Why the bank is the best partner you’ll ever have…
Let’s compare a typical lending scenario you might see in the open market place (aside from the banks) to a typical loan with one of the major banks:
The lending you might find outside of the banks is characterised into 3 categories:
- Borrow money now in exchange for profit share in the future:
- An ugly symptom of this type of partnership is the dilution of the decision making. i.e. Profit share usually means selling shares and ‘voting power’ so you no longer have complete autonomy with the direction of the company and the decision making process.
- Invest money now in exchange for repayment of loan (plus interest) with proceeds before taking any profit for yourself:
- This usually comes hand in hand with an ‘option’ for the lender to purchase shares in the business (see problems above). The alternative is you don’t make a cent of profit for months/years which means you may have to seriously alter your lifestyle.
- The interest rates can be terribly high
- It might also be easy to lose motivation with this type of borrowing because it extends the break-even point far into the future.
- Seed funding: Characterised by borrowing micro amounts of money from many investors (sometimes hundreds or thousands) in exchange for a promise of some kind, usually offering pre-release of the product or service and/or priority access:
- This requires a considerable amount of preparation beforehand
- Also destroys your level of flexibility because you’re typically committed to a particular result which needs to be achieved.
And now lets take a look at the borrowing you might achieve when using a bank:
- Banks stagger the repayments along the way at a certain & consistent interest rate
- Banks allow profit to be made from day one
Banks take none of the profits… I’ll say that again “they take none of the profits”
- Banks do not alter the flexibility of management or take any part in the decision making process of the company, allowing autonomy to chase opportunities
- Banks can lend up to 80% or 90% of the required equity (in some circumstances).

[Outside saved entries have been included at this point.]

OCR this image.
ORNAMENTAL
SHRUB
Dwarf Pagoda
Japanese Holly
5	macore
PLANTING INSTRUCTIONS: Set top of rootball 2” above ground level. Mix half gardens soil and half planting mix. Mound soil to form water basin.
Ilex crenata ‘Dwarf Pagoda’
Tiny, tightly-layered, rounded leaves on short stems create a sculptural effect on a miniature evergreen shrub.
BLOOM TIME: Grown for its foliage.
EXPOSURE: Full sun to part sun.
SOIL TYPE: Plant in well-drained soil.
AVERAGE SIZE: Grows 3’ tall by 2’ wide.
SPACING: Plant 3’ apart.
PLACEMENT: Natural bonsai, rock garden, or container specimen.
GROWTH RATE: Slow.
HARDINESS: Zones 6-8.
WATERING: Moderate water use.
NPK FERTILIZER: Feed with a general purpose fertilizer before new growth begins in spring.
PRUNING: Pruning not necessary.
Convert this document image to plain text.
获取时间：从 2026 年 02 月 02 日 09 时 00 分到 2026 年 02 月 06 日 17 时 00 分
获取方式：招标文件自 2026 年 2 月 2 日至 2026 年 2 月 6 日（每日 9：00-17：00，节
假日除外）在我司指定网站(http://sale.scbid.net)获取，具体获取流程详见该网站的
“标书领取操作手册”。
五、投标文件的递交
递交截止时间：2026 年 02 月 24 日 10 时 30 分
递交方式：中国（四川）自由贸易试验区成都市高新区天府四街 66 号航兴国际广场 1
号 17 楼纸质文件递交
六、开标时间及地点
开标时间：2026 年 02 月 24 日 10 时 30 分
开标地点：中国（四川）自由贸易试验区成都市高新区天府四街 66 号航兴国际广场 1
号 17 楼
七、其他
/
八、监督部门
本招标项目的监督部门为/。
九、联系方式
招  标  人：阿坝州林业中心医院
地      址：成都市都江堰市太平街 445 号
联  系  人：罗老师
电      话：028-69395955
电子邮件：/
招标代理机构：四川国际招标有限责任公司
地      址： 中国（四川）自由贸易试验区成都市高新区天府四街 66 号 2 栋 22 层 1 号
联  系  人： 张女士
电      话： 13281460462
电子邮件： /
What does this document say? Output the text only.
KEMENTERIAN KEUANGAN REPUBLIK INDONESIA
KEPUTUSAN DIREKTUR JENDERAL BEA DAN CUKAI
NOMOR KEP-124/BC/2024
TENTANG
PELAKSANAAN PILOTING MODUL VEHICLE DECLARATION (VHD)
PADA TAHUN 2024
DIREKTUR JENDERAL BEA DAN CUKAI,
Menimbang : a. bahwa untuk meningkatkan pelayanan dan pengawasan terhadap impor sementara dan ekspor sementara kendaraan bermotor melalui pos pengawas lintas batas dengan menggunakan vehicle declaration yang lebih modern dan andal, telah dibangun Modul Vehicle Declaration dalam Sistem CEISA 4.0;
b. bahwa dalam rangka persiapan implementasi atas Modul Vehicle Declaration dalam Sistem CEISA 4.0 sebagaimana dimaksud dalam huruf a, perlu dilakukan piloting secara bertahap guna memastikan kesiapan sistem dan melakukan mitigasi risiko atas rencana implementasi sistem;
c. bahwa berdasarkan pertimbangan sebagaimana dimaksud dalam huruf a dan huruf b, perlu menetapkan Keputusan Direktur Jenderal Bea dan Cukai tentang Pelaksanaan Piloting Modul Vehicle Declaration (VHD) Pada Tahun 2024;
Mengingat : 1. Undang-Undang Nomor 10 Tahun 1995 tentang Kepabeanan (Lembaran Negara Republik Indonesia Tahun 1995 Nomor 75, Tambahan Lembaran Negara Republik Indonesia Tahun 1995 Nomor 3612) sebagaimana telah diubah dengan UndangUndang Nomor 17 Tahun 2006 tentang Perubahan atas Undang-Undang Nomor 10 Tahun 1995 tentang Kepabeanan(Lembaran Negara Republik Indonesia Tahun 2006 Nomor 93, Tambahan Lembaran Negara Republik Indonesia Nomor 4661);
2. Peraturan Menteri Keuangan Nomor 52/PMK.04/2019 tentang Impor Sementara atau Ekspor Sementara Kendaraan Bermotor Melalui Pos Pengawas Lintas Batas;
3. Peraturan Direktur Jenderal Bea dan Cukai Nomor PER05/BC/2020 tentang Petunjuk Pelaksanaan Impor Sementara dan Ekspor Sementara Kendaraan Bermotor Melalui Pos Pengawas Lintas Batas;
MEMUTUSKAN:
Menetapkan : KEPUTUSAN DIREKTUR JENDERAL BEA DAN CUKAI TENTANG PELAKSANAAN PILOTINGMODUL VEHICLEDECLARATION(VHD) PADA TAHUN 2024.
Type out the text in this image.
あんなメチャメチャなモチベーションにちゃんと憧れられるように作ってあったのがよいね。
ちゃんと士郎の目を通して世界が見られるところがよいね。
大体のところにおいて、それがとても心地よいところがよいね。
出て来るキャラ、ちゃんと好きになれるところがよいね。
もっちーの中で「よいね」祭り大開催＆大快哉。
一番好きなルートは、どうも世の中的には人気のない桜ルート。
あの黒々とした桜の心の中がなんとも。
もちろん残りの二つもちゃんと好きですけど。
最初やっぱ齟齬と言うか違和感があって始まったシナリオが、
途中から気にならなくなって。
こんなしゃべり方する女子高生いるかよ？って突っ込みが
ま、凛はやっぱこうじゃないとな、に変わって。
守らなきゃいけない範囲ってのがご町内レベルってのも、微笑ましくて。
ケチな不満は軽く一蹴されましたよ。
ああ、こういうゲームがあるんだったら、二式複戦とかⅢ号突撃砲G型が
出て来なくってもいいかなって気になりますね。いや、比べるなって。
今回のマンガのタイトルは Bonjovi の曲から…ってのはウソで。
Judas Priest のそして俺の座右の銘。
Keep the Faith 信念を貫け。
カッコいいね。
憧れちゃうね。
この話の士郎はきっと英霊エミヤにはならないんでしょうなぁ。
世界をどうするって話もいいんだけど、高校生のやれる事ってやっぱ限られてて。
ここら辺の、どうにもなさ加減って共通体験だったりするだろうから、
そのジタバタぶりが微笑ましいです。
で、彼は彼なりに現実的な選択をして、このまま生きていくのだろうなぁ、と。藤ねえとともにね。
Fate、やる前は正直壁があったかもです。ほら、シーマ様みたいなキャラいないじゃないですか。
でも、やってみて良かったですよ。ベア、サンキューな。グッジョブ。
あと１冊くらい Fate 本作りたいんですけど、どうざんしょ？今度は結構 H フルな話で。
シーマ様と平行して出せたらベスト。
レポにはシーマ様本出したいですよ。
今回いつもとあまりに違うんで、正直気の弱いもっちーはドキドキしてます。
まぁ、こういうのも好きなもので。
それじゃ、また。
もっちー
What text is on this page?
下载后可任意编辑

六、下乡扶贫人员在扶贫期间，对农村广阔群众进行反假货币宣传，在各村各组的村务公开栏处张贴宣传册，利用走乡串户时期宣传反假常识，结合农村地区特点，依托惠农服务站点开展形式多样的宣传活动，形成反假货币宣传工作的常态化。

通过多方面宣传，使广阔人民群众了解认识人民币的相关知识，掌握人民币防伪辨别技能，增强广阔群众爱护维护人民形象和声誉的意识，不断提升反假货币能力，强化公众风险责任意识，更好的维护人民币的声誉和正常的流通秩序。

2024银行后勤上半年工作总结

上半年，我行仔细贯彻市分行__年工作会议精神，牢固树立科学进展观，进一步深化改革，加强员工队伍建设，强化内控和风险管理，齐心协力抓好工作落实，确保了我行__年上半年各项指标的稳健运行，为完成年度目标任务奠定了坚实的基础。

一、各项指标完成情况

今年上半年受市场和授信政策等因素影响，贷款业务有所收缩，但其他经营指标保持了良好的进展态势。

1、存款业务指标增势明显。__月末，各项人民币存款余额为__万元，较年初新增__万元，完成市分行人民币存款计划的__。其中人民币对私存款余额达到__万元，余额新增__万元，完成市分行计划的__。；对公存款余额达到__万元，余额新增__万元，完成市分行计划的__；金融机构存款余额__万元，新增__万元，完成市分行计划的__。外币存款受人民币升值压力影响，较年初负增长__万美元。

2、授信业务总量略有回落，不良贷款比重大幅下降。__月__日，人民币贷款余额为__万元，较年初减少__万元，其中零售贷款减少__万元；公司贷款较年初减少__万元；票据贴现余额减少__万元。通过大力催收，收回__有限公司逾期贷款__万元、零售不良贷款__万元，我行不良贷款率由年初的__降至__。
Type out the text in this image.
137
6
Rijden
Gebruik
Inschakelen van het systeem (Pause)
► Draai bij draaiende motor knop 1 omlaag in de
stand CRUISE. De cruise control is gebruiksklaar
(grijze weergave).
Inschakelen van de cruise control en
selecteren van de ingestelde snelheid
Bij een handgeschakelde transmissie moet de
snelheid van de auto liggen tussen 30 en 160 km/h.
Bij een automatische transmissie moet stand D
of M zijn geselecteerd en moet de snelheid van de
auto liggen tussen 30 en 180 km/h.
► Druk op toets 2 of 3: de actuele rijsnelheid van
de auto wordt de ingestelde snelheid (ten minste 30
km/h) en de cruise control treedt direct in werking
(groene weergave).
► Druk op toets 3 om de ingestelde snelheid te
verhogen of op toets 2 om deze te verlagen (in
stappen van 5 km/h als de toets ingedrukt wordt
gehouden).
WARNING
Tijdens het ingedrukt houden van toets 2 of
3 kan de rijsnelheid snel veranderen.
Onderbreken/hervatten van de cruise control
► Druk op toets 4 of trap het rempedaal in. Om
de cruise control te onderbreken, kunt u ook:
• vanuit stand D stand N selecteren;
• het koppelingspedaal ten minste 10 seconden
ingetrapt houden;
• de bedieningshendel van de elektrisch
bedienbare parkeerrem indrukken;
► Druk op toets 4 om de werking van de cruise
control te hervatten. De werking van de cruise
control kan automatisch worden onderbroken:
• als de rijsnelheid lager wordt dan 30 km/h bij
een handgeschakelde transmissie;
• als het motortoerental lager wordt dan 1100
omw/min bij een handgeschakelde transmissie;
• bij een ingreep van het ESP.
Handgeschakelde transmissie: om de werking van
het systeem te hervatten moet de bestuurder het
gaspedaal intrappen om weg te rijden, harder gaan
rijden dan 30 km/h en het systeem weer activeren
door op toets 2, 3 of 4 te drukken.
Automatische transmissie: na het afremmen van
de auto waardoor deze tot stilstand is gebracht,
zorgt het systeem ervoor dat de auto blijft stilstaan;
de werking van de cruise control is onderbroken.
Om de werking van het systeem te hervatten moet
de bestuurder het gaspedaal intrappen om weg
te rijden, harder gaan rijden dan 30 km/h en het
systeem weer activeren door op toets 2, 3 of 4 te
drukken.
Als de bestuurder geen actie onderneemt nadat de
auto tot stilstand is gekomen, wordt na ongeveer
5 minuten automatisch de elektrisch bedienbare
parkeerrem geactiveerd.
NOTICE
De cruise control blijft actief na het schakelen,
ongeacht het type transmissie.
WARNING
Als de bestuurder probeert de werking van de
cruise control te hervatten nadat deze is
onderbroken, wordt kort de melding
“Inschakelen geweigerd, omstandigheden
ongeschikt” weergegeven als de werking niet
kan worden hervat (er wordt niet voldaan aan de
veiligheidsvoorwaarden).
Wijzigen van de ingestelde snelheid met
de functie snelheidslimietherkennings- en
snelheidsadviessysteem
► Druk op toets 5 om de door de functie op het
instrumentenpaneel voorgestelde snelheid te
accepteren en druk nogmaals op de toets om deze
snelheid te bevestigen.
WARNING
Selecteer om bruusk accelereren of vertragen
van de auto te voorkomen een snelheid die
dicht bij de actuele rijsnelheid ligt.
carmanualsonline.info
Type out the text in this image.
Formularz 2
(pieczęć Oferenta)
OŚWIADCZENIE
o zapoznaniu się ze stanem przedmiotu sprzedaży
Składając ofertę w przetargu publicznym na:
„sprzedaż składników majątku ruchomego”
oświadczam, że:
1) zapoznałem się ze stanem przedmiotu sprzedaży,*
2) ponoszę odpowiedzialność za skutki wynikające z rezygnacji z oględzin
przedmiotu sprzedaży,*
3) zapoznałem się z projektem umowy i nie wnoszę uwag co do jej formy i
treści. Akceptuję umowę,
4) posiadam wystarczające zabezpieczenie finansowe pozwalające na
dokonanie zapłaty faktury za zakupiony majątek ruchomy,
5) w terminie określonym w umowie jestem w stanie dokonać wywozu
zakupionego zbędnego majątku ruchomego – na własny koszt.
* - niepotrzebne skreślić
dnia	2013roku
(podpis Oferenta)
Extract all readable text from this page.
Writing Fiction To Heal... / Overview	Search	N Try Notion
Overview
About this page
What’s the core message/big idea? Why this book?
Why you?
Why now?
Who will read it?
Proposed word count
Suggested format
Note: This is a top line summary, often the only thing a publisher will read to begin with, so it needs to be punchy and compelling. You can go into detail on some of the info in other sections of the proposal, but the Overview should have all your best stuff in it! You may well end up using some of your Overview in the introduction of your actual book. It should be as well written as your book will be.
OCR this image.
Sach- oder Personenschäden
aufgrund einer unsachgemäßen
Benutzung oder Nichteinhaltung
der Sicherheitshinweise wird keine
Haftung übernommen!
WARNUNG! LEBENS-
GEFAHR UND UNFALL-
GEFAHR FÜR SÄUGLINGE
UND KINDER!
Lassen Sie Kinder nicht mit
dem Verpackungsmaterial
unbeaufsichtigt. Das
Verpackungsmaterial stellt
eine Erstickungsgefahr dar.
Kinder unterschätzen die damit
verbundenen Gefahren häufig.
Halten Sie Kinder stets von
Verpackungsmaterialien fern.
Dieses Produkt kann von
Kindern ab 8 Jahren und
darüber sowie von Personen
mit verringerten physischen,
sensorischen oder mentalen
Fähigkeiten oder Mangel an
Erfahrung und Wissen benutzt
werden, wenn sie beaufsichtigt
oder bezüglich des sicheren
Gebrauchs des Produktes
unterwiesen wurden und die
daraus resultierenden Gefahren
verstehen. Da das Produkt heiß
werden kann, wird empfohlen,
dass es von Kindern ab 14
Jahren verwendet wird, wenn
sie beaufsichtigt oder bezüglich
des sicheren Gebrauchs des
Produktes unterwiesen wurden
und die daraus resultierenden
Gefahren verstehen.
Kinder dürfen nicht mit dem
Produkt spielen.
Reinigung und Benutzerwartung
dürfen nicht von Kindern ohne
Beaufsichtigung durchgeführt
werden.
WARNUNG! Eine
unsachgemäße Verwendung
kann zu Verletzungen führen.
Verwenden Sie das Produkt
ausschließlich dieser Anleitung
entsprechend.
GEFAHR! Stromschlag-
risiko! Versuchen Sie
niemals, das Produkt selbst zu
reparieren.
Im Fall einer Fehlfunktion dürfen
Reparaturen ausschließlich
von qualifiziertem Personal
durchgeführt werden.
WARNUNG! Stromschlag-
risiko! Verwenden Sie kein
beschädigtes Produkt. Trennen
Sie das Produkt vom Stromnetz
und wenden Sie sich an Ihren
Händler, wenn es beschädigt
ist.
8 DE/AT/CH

There are obviously benefits and risks for each type of funding, however, the anachronistic attitude of ‘not wanting to owe someone money’ should be dead and buried forever when the interest rates are low, the banks are hungry for business and there are opportunities everywhere.
Disclaimer to readers (because it’s better to be safe than sorry): Any reliance placed upon the information provided in this document, and the appropriateness of opinions, assumptions and qualifications used, is a matter for your own commercial judgement. No representation or warranty is made that any projections, forecasts, values, assumptions or estimates contained in this document can or will be achieved.